Cycli bieden de mogelijkheid om een bepaalde sectie meerdere keren te herhalen. Het proces wordt zo gemaakt dat de geselecteerde reeks blokken steeds opnieuw wordt uitgevoerd. Totdat aan de voorwaarde voor het beëindigen van de lus is voldaan.

AppMaster geeft u de mogelijkheid om drie verschillende soorten cycli te gebruiken. Het principe van hun werk is absoluut hetzelfde. De voorwaarde voor het beëindigen van de lus is het enige dat ze van elkaar onderscheidt.

  • Loop. De eenvoudigste van alle cycli. De parameter Times (Integer) parameter stelt een vaste waarde in voor het aantal keren dat de gegeven lus moet worden uitgevoerd.
  • While loop. Een lus die wordt uitgevoerd totdat aan een bepaalde voorwaarde is voldaan.
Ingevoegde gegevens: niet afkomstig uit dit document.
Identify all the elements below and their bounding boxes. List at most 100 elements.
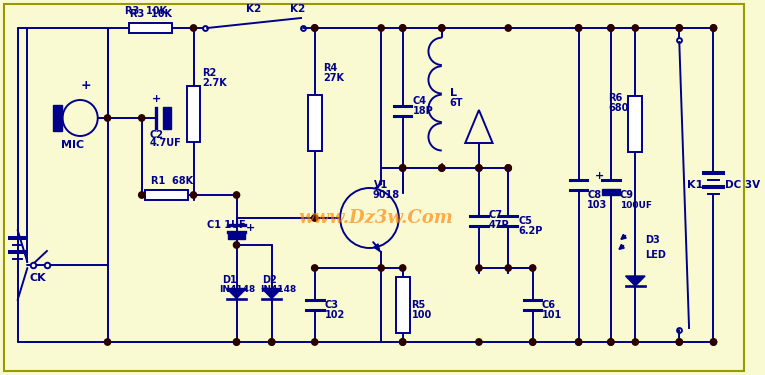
Circle shape: [311, 25, 317, 31]
Circle shape: [676, 25, 682, 31]
Text: K2: K2: [246, 4, 262, 14]
Circle shape: [104, 115, 111, 121]
Circle shape: [399, 165, 405, 171]
Bar: [163, 107, 171, 129]
Text: 9018: 9018: [373, 190, 399, 200]
Circle shape: [104, 339, 111, 345]
Bar: [629, 96, 642, 152]
Text: C3: C3: [324, 300, 338, 310]
Text: R5: R5: [412, 300, 426, 310]
Circle shape: [378, 265, 384, 271]
Text: D2: D2: [262, 275, 277, 285]
Bar: [602, 189, 620, 195]
Text: C8: C8: [588, 190, 601, 200]
Text: K1: K1: [687, 180, 703, 190]
Text: R3  10K: R3 10K: [125, 6, 167, 16]
Circle shape: [311, 265, 317, 271]
Text: 6T: 6T: [450, 98, 463, 108]
Circle shape: [575, 339, 581, 345]
Text: 18P: 18P: [412, 105, 433, 116]
Text: R6: R6: [608, 93, 622, 103]
Circle shape: [399, 25, 405, 31]
Text: C5: C5: [518, 216, 532, 225]
Text: IN4148: IN4148: [219, 285, 256, 294]
Text: L: L: [450, 88, 457, 98]
Text: R2: R2: [202, 68, 216, 78]
Polygon shape: [626, 276, 645, 286]
Text: www.Dz3w.Com: www.Dz3w.Com: [299, 209, 454, 227]
Circle shape: [505, 25, 511, 31]
Circle shape: [399, 339, 405, 345]
Circle shape: [399, 265, 405, 271]
Text: IN4148: IN4148: [260, 285, 296, 294]
Circle shape: [676, 339, 682, 345]
Circle shape: [711, 25, 717, 31]
Circle shape: [269, 339, 275, 345]
Text: C1 1UF: C1 1UF: [207, 220, 246, 230]
Circle shape: [190, 25, 197, 31]
Bar: [228, 232, 246, 239]
Text: 6.2P: 6.2P: [518, 225, 542, 236]
Circle shape: [311, 215, 317, 221]
Text: +: +: [246, 223, 256, 233]
Circle shape: [711, 339, 717, 345]
Circle shape: [438, 25, 445, 31]
Circle shape: [311, 339, 317, 345]
Circle shape: [529, 339, 536, 345]
Circle shape: [575, 25, 581, 31]
Text: DC 3V: DC 3V: [725, 180, 760, 190]
Text: C9: C9: [620, 190, 633, 200]
Text: 102: 102: [324, 310, 345, 320]
Text: C4: C4: [412, 96, 426, 105]
Circle shape: [399, 165, 405, 171]
Circle shape: [138, 115, 145, 121]
Circle shape: [529, 265, 536, 271]
Circle shape: [632, 339, 639, 345]
Text: 100: 100: [412, 310, 431, 320]
Circle shape: [233, 339, 239, 345]
Text: R3  10K: R3 10K: [129, 9, 171, 19]
Circle shape: [476, 265, 482, 271]
Bar: [308, 95, 321, 151]
Circle shape: [607, 25, 614, 31]
Polygon shape: [262, 288, 282, 298]
Circle shape: [190, 192, 197, 198]
Text: 103: 103: [588, 200, 607, 210]
Bar: [187, 86, 200, 142]
Circle shape: [476, 165, 482, 171]
Circle shape: [233, 192, 239, 198]
Circle shape: [311, 25, 317, 31]
Circle shape: [529, 339, 536, 345]
Bar: [396, 277, 409, 333]
Circle shape: [607, 339, 614, 345]
Circle shape: [676, 339, 682, 345]
Circle shape: [632, 25, 639, 31]
Circle shape: [575, 339, 581, 345]
Text: C6: C6: [542, 300, 555, 310]
Circle shape: [340, 188, 399, 248]
Circle shape: [607, 25, 614, 31]
Circle shape: [575, 25, 581, 31]
Text: 47P: 47P: [489, 220, 509, 231]
Text: D3: D3: [645, 235, 660, 245]
Circle shape: [399, 339, 405, 345]
Text: CK: CK: [29, 273, 46, 283]
Circle shape: [138, 192, 145, 198]
Circle shape: [438, 165, 445, 171]
Circle shape: [438, 25, 445, 31]
Circle shape: [505, 165, 511, 171]
Circle shape: [438, 165, 445, 171]
Circle shape: [505, 165, 511, 171]
Text: 2.7K: 2.7K: [202, 78, 227, 88]
Text: +: +: [80, 79, 91, 92]
Circle shape: [476, 165, 482, 171]
Text: 680: 680: [608, 103, 628, 113]
Text: R1  68K: R1 68K: [151, 176, 194, 186]
Text: R4: R4: [324, 63, 338, 73]
Text: 27K: 27K: [324, 73, 344, 83]
Text: +: +: [151, 94, 161, 104]
Text: 4.7UF: 4.7UF: [149, 138, 181, 148]
Text: D1: D1: [222, 275, 236, 285]
Circle shape: [711, 25, 717, 31]
Text: 101: 101: [542, 310, 562, 320]
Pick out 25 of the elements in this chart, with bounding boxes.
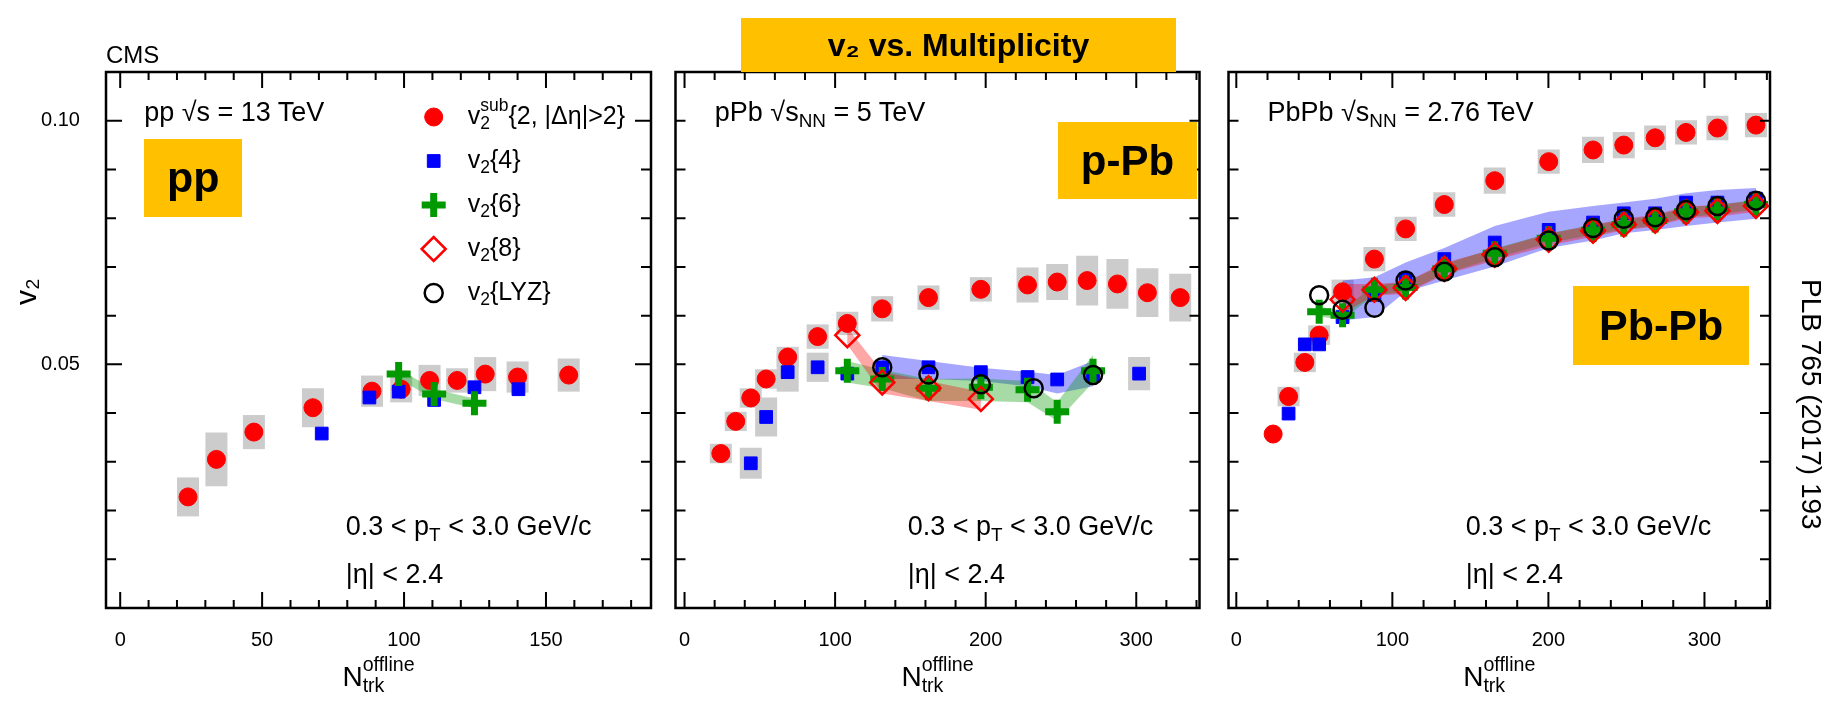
annotation: pp [144,139,243,217]
annotation: Pb-Pb [1572,286,1750,366]
annotation: |η| < 2.4 [907,559,1005,590]
x-tick-label: 300 [1687,627,1722,650]
y-tick-label: 0.05 [41,351,80,374]
chart-title: v₂ vs. Multiplicity [741,18,1176,72]
x-tick-label: 100 [1375,627,1410,650]
annotation: |η| < 2.4 [345,559,444,590]
annotation: |η| < 2.4 [1465,559,1564,590]
x-tick-label: 200 [1531,627,1566,650]
annotation: p-Pb [1058,122,1197,200]
text: PLB 765 (2017) 193 [1796,279,1828,530]
annotation: pp √s = 13 TeV [144,96,325,127]
x-tick-label: 150 [529,627,563,650]
text: CMS [106,40,160,68]
x-tick-label: 100 [818,627,852,650]
x-tick-label: 300 [1119,627,1153,650]
x-tick-label: 0 [1230,627,1242,650]
x-tick-label: 50 [250,627,274,650]
x-tick-label: 0 [678,627,691,650]
x-tick-label: 200 [969,627,1003,650]
x-tick-label: 100 [387,627,421,650]
x-tick-label: 0 [114,627,126,650]
y-tick-label: 0.10 [41,108,80,131]
y-axis-title: v₂ [9,278,43,306]
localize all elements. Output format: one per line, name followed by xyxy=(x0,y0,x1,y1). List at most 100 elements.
Deze voorwaarde wordt gespecificeerd in de Condition (Boolean) parameter. Aan het begin van elke lus wordt de waarde Condition gecontroleerd; is deze waarde True, dan wordt de lus uitgevoerd; is deze waarde False, dan stopt de lus. De parameter Limit (Integer) parameter bepaalt de limiet van het aantal herhalingen van de lus om ervoor te zorgen dat de lus niet eindeloos doorloopt. Wanneer deze wordt bereikt, wordt de lus beëindigd, ongeacht de waarde van Condition.
  • For each loop. Lus ontworpen om met matrices te werken. Hij neemt een matrix als invoer en laat toe een bepaalde bewerking uit te voeren op elk matrixelement. Wordt zo vaak uitgevoerd als er elementen in de matrix zijn.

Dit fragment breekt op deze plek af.